I am not very experienced in wireless speakers but I always discourage my friends from them. After all, wireless is kind of a misnomer unless you get battery-powered speakers.
I tell my friends that, if they have the option, to run speaker wire through their walls.
I have floor standing front speakers in my home theatre with speaker wire "outlets" in the front of the room. For the sides and back surrounds, I have a set of 4 in-wall Polk Audio RC85i speakers. It is a very clean look.
Like I said, if you have the option, go for running speaker wiring. There are also many aesthetically-pleasing ways of running wires post-construction that you might want to consider.
-- what follows are the ramblings of a bored geek --
By the way, if you already have nearby Ethernet drops, Polk Audio makes an
IP-based speaker that you can connect to your home network. It won't be cheap, though. The speaker only supports wired ethernet but that's nothing a couple of cheap wireless routers and some geek ingenuity couldn't fix. I wouldn't be surprised if this digital approach became the future of home speakers, since it would put Polk, Martin Logan, etc. in position to take business away from amplifier manufacturers and just about any vendor involved in products that deliver a signal to the speakers. And, because the speakers are network addressable, all it would take is some clever software to reconfigure your system on-the-fly.
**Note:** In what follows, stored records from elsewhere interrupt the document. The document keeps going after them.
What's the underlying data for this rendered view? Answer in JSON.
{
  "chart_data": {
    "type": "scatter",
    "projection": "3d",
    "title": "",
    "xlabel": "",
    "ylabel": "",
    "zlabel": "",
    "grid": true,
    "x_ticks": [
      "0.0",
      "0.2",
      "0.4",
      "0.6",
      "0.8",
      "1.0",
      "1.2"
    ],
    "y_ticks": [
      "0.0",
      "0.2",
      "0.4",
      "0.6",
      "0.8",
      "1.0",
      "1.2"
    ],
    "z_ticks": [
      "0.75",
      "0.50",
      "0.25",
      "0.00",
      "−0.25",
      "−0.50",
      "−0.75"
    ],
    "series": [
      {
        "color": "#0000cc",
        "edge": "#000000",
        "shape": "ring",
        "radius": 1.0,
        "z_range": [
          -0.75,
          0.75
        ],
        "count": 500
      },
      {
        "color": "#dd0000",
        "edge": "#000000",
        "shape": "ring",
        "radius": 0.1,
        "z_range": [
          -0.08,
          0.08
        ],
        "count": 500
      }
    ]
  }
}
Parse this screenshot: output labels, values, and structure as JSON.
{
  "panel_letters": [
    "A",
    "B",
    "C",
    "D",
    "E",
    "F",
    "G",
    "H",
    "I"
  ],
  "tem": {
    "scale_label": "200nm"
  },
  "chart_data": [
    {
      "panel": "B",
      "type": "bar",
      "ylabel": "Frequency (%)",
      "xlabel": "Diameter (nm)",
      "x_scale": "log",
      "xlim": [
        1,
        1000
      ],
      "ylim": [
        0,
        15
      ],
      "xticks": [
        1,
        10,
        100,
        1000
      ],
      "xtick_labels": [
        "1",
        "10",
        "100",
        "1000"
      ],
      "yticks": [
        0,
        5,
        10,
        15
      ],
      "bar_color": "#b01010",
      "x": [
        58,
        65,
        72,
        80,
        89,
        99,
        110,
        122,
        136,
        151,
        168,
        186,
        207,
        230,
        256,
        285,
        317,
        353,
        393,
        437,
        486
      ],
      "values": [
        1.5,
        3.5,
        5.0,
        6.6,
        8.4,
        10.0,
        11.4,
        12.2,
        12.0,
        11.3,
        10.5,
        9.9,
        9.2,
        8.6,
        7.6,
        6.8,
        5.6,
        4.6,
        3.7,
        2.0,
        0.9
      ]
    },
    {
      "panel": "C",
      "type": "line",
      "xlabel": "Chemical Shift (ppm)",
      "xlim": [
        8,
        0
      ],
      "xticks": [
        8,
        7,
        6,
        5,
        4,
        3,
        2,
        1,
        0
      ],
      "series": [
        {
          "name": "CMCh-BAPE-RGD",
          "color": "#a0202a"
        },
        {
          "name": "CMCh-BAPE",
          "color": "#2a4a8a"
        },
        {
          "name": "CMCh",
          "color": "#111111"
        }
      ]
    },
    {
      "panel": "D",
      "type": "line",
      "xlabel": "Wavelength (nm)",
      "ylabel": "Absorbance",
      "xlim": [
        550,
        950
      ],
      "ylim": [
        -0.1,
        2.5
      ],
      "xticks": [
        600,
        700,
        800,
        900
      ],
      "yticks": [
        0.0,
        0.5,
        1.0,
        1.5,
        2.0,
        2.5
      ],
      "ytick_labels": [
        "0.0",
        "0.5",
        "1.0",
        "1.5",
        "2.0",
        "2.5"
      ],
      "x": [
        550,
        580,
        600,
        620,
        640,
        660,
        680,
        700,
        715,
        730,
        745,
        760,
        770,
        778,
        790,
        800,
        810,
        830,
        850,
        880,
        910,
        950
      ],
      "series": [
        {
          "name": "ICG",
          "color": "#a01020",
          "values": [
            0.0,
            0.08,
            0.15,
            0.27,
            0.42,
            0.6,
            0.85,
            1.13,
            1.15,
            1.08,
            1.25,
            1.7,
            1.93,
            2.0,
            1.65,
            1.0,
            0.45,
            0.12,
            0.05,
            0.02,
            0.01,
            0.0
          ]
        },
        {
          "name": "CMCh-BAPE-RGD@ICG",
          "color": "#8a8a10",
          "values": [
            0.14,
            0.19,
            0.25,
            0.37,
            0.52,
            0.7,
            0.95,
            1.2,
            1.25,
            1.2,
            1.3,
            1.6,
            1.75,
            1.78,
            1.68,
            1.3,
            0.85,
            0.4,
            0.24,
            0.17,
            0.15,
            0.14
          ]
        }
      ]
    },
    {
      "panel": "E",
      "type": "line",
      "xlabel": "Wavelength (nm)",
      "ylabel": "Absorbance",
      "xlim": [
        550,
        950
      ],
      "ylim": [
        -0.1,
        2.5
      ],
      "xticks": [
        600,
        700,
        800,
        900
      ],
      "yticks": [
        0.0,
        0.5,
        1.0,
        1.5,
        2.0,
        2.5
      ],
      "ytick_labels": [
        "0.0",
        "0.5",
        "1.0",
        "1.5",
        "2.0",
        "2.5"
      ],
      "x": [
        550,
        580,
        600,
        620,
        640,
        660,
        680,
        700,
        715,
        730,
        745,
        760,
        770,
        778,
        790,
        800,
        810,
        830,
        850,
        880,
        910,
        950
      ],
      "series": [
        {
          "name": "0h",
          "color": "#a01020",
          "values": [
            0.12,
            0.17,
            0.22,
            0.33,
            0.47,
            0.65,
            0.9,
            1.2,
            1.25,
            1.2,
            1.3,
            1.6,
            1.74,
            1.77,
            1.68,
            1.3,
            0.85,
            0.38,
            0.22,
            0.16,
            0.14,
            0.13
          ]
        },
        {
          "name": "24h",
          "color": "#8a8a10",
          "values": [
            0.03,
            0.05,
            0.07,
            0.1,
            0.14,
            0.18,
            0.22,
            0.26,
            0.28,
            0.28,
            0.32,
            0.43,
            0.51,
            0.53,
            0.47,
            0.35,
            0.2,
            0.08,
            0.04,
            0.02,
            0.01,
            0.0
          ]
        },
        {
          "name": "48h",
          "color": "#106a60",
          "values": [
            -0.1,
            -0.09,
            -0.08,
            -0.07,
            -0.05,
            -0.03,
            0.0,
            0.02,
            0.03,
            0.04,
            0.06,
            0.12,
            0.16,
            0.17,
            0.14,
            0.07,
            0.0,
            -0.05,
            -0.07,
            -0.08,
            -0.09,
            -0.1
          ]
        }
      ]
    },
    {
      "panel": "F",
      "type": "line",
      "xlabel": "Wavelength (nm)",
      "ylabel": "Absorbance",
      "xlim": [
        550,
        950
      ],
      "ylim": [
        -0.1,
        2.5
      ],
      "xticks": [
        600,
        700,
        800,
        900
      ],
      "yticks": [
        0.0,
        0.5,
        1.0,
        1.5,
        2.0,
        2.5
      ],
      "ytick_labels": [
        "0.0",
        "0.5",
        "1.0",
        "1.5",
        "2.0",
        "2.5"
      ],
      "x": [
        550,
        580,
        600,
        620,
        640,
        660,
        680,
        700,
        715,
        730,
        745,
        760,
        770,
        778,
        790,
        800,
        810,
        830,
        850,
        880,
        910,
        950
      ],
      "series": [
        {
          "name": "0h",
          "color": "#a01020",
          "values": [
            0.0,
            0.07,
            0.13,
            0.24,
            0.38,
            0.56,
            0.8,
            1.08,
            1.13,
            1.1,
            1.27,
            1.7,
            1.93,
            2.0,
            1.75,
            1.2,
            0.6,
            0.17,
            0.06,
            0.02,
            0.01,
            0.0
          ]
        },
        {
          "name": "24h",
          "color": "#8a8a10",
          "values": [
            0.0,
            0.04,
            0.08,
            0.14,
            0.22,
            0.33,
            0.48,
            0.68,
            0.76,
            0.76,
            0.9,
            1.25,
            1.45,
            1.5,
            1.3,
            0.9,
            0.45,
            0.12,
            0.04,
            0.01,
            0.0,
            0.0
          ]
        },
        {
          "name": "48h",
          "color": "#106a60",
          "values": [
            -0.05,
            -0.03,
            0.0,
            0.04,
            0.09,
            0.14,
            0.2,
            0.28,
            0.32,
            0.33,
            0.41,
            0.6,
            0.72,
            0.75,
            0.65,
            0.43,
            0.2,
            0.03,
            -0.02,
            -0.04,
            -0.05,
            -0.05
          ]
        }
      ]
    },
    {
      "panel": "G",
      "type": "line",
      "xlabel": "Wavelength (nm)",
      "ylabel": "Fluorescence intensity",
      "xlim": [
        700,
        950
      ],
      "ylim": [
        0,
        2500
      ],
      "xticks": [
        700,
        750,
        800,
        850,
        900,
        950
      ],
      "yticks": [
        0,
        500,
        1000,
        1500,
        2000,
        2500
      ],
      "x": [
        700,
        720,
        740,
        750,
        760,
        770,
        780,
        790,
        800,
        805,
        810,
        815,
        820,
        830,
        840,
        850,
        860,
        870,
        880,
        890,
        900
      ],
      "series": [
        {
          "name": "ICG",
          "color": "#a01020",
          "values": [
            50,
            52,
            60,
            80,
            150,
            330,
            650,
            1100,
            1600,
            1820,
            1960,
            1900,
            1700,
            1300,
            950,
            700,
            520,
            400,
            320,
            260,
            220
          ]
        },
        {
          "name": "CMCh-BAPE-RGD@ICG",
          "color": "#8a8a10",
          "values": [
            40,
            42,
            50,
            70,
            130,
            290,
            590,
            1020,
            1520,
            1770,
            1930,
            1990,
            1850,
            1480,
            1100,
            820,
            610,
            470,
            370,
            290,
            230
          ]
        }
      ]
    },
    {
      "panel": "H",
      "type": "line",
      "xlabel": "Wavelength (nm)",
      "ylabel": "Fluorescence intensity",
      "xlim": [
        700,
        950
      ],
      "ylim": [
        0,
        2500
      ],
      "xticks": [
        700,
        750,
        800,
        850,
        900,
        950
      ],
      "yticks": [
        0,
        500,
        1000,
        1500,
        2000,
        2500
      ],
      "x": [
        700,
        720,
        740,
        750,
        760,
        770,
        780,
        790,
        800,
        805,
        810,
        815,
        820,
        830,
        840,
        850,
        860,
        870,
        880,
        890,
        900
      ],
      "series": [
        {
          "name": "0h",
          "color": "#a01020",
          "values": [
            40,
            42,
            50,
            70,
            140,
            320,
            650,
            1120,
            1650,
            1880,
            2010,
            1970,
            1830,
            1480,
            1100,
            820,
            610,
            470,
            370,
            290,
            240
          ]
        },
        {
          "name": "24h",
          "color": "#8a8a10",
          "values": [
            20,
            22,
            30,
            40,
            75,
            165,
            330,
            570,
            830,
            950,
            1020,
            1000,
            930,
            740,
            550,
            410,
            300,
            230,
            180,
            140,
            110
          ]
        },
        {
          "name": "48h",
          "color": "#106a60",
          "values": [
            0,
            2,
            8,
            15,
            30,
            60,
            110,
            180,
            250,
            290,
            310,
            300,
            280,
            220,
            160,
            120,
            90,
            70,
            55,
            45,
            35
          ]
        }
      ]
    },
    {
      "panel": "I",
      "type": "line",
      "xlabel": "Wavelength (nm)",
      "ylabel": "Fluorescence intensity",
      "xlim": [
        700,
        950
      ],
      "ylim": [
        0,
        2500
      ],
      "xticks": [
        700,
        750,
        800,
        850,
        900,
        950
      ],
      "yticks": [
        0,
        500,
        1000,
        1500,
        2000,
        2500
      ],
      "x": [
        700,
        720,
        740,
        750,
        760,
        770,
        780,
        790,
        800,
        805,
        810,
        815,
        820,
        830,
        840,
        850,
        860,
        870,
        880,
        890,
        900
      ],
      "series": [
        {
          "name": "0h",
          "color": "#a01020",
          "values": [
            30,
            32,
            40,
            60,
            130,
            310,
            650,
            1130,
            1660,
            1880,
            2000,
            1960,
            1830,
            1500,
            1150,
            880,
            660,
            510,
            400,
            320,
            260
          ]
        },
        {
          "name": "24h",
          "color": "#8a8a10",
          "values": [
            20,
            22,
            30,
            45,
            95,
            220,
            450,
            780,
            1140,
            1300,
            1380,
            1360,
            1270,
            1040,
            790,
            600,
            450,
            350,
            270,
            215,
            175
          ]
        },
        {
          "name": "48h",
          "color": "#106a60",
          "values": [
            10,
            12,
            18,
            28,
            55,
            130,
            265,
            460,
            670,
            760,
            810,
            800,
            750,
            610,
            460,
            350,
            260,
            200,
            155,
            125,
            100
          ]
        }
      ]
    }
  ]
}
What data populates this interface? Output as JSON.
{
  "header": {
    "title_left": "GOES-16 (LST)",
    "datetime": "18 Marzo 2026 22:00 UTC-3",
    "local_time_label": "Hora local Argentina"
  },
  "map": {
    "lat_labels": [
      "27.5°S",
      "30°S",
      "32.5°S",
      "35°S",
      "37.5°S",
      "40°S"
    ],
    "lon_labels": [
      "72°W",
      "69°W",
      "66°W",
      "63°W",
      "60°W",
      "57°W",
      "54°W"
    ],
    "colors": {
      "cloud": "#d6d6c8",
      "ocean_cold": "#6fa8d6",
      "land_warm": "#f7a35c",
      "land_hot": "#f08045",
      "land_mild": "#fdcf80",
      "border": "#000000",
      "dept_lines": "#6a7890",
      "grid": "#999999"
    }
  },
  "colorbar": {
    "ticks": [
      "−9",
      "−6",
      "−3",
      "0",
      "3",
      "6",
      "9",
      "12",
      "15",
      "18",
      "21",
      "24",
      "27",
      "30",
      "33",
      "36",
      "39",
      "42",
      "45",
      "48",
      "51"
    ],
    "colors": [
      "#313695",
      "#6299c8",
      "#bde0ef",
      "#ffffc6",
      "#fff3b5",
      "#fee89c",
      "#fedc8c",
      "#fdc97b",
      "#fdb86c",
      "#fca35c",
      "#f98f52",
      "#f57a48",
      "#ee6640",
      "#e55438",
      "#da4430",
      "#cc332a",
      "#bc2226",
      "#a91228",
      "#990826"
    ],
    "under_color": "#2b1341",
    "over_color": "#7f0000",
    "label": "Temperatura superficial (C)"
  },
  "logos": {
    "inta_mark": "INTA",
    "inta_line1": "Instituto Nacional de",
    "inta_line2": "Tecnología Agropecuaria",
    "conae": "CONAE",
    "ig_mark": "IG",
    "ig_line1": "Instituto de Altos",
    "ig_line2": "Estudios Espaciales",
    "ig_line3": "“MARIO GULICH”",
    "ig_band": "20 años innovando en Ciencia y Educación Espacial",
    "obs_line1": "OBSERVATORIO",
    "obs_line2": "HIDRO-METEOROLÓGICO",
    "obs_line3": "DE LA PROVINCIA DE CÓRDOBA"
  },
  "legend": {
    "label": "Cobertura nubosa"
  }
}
I have quite a bit of money invested in a 7 channel pre-pro, associated interconnects, etc. If the world suddenly decided to go 9 channels or more, I am just about back at square 1 - no software upgrade is going to add two more outputs to my Outlaw 970. The $5K I would save from buying the latest pre-pro with the format du-jour, I would gladly spend on speakers and software. That way, if the world goes to 20 speaker SDDS, or whatever, all I would need is more speakers.
I was playing around this weekend with a USB external sound card and my Linux laptop when it occurred to me that I could turn any speaker into a "wireless" speaker using a block amplifier like the Outlaw 2200 and some cheap computer hardware. Hey Outlaw folks, how about it? You could make a device like the D-Link
Wireless Media Player but that is basically mono and can be used with a block amplifier. Or even cheaper, incorporate WiFi into something
like this. Heck, you could build it right into the amplifier. Then you could make a transmitter to be used with the 970 or 990 - I see another firmware upgrade coming.
How is that for some Outlaw thinking?